Objectives
Welcome to CIS 211, Computer Science II. The primary objective of this course is to continue developing your understanding of basic programming and computer science concepts, focusing on object-oriented programming and data structures.
CIS 211 is a required course for CIS majors, who should have taken the pre-requisite discrete mathematics course, Math 231.
Lecture
Monday, Wednesday, Friday from 1pm to 1:50pm, in Gerlinger 242.
Labs are Monday and Tuesday in
Klamath Lab 26,
located in the basement of Klamath Hall.
Lab attendance is required and will count toward part of your grade.
We will try to post slides before lecture.
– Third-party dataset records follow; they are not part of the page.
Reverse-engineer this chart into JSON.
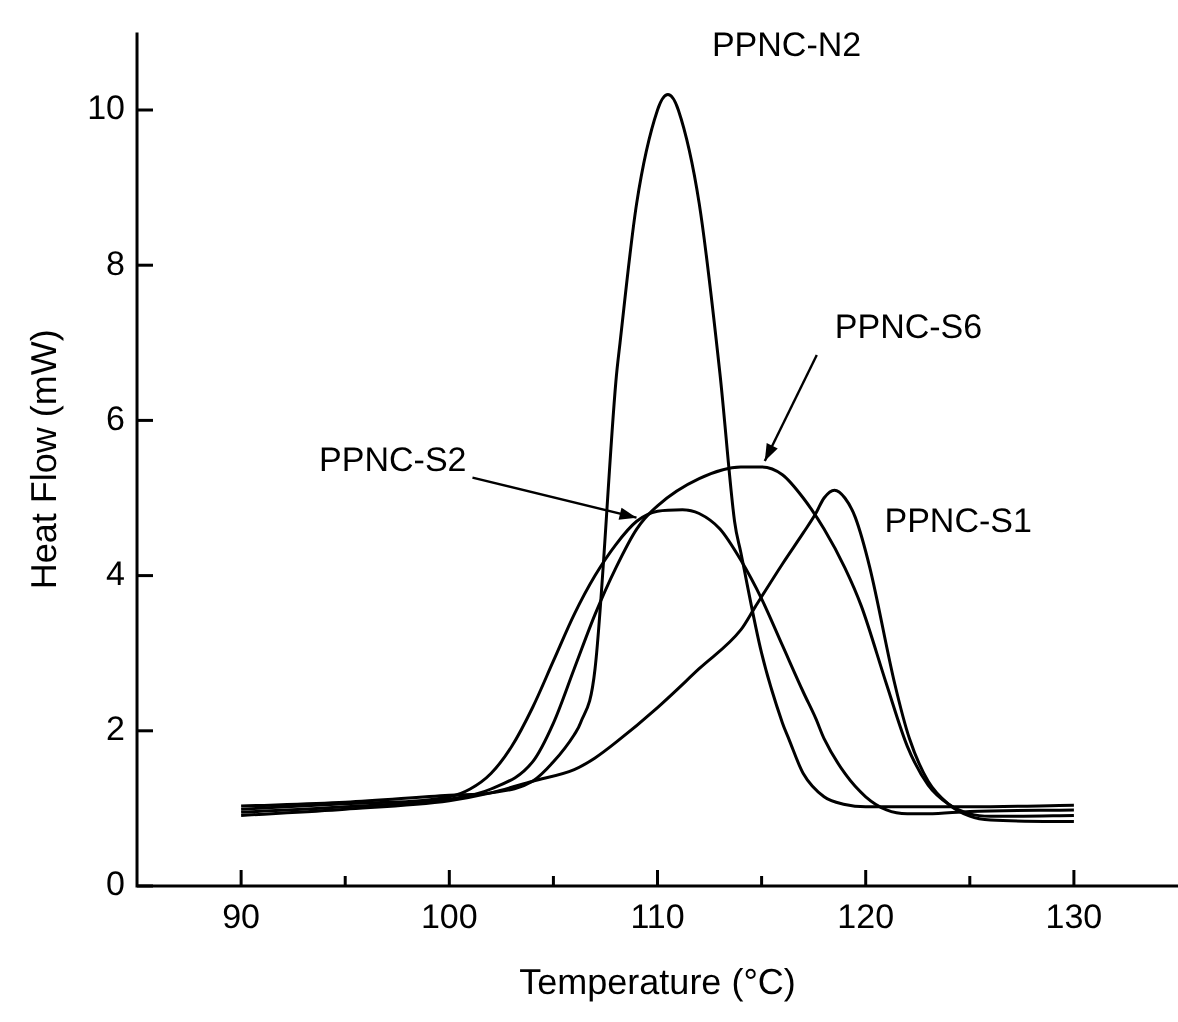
{
  "chart_data": {
    "type": "line",
    "xlabel": "Temperature (°C)",
    "ylabel": "Heat Flow (mW)",
    "xlim": [
      85,
      135
    ],
    "ylim": [
      0,
      11
    ],
    "xticks": [
      90,
      {
        "value": 95,
        "label": null
      },
      100,
      {
        "value": 105,
        "label": null
      },
      110,
      {
        "value": 115,
        "label": null
      },
      120,
      {
        "value": 125,
        "label": null
      },
      130
    ],
    "yticks": [
      0,
      2,
      4,
      6,
      8,
      10
    ],
    "grid": false,
    "legend": false,
    "marker": "none",
    "line_style": "solid",
    "series": [
      {
        "name": "PPNC-N2",
        "color": "#000000",
        "x": [
          90,
          95,
          100,
          102,
          104,
          105,
          106,
          106.3,
          107,
          108,
          108.2,
          109,
          110,
          110.5,
          111,
          112,
          113,
          113.7,
          114,
          115,
          116,
          116.3,
          117,
          118,
          119,
          120,
          122,
          125,
          130
        ],
        "values": [
          1.03,
          1.08,
          1.17,
          1.2,
          1.35,
          1.6,
          1.95,
          2.1,
          2.8,
          6.5,
          7.0,
          8.8,
          10.0,
          10.2,
          10.0,
          8.8,
          6.6,
          4.7,
          4.3,
          3.0,
          2.1,
          1.9,
          1.45,
          1.15,
          1.05,
          1.02,
          1.02,
          1.02,
          1.04
        ]
      },
      {
        "name": "PPNC-S6",
        "color": "#000000",
        "x": [
          90,
          95,
          100,
          102,
          104,
          105,
          106,
          107,
          108,
          109,
          110,
          112,
          114,
          115,
          116,
          117,
          118,
          119,
          119.8,
          121,
          122,
          123,
          124,
          125,
          126,
          127,
          130
        ],
        "values": [
          0.95,
          1.02,
          1.12,
          1.25,
          1.6,
          2.1,
          2.8,
          3.5,
          4.1,
          4.6,
          4.9,
          5.25,
          5.4,
          5.4,
          5.3,
          5.0,
          4.6,
          4.1,
          3.6,
          2.6,
          1.8,
          1.3,
          1.05,
          0.93,
          0.9,
          0.9,
          0.91
        ]
      },
      {
        "name": "PPNC-S2",
        "color": "#000000",
        "x": [
          90,
          95,
          100,
          101,
          102,
          103,
          104,
          105,
          106,
          107,
          108,
          109,
          110,
          111.2,
          112,
          113,
          114,
          115,
          116,
          117,
          117.6,
          118,
          119,
          120,
          121,
          122,
          123,
          125,
          130
        ],
        "values": [
          0.99,
          1.06,
          1.15,
          1.25,
          1.45,
          1.8,
          2.3,
          2.9,
          3.5,
          4.0,
          4.4,
          4.7,
          4.83,
          4.85,
          4.8,
          4.6,
          4.2,
          3.7,
          3.1,
          2.5,
          2.16,
          1.9,
          1.45,
          1.15,
          0.98,
          0.93,
          0.93,
          0.96,
          0.98
        ]
      },
      {
        "name": "PPNC-S1",
        "color": "#000000",
        "x": [
          90,
          95,
          100,
          102,
          104,
          106,
          107,
          108,
          110,
          112,
          114,
          114.7,
          116,
          117,
          117.6,
          118,
          118.5,
          119,
          119.5,
          120.2,
          121.4,
          122.1,
          123,
          124,
          125,
          126,
          130
        ],
        "values": [
          0.91,
          0.99,
          1.1,
          1.2,
          1.35,
          1.5,
          1.65,
          1.85,
          2.3,
          2.8,
          3.3,
          3.6,
          4.15,
          4.55,
          4.8,
          5.0,
          5.1,
          5.0,
          4.75,
          4.1,
          2.6,
          1.9,
          1.35,
          1.05,
          0.9,
          0.85,
          0.83
        ]
      }
    ]
  }
}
Often the slides will not include all the information we discuss in class, so the printed slides are not a substitute for attending and participating.
Final
The final exam will be held at 3:15pm on Tuesday, March 20th, 2012, in Gerlinger 242. (You can look up the times for all of your other finals here: Final Examination Schedule.)
Staff
- Instructor
- Daniel Lowd, 262 Deschutes Hall
Office hours: Mon 4-5pm, Wed 2-3pm, Thu 2-3pm - Lab instructors
- Amir Farzad, Deschutes 231
Office hours: Tue 10-11:30am, Thu 11am-12:30pm
Emily Schwarz, Deschutes 228
Office hours: Wed 11:30am-1pm, Thu 3-4:30pm - Email instructors:
- help211@cs.uoregon.edu
Text
Building Java Programs: A Back to Basics Approach (2nd Edition) by Stuart Reges and Marty Stepp.
Unfortunately the text is expensive, and since it is a new edition, you are unlikely to find cheap used copies. You may wish to share with a classmate. We will be covering approximately 1 chapter per week, so be sure you have good access to it.
Grading
Grade weighting: Assignments 35%, Lab Participation 10%, Midterm 25%, Final 30%
CIS majors must take CIS 211 graded; others may take it graded or P/NP.
Academic Honesty
- All assignments turned in for the course must be your own work. (Pair programming will NOT be used for homework assignments.) You may talk about the programs to be solved, but you may not share code. As a simple guideline, you may discuss homework problems only when you are far from all computers and source code print-outs. So writing things on a whiteboard and taking some notes is fine. Sending code snippets over IM is not fine. Acknowledge the people you talked to in the source code of your assignment. Outside resources (e.g., the internet) are sometimes ok, but only if you ask first!
- Academic honesty is expected and cases of suspected dishonesty will be handled according to university policy. In particular, copying someone else's work (including material found on the web) will not be tolerated. If solutions to assignments are obtained from outside sources, the source must be cited.
- You are also responsible for protecting your work. That is, you must take reasonable precautions to prevent your work from being copied. This means that if you store your assignment solutions on a shared server, the file permissions must be set to keep others from accessing your files. If you are working on assignments in the lab, you must remove any of your files on the lab machine before you leave.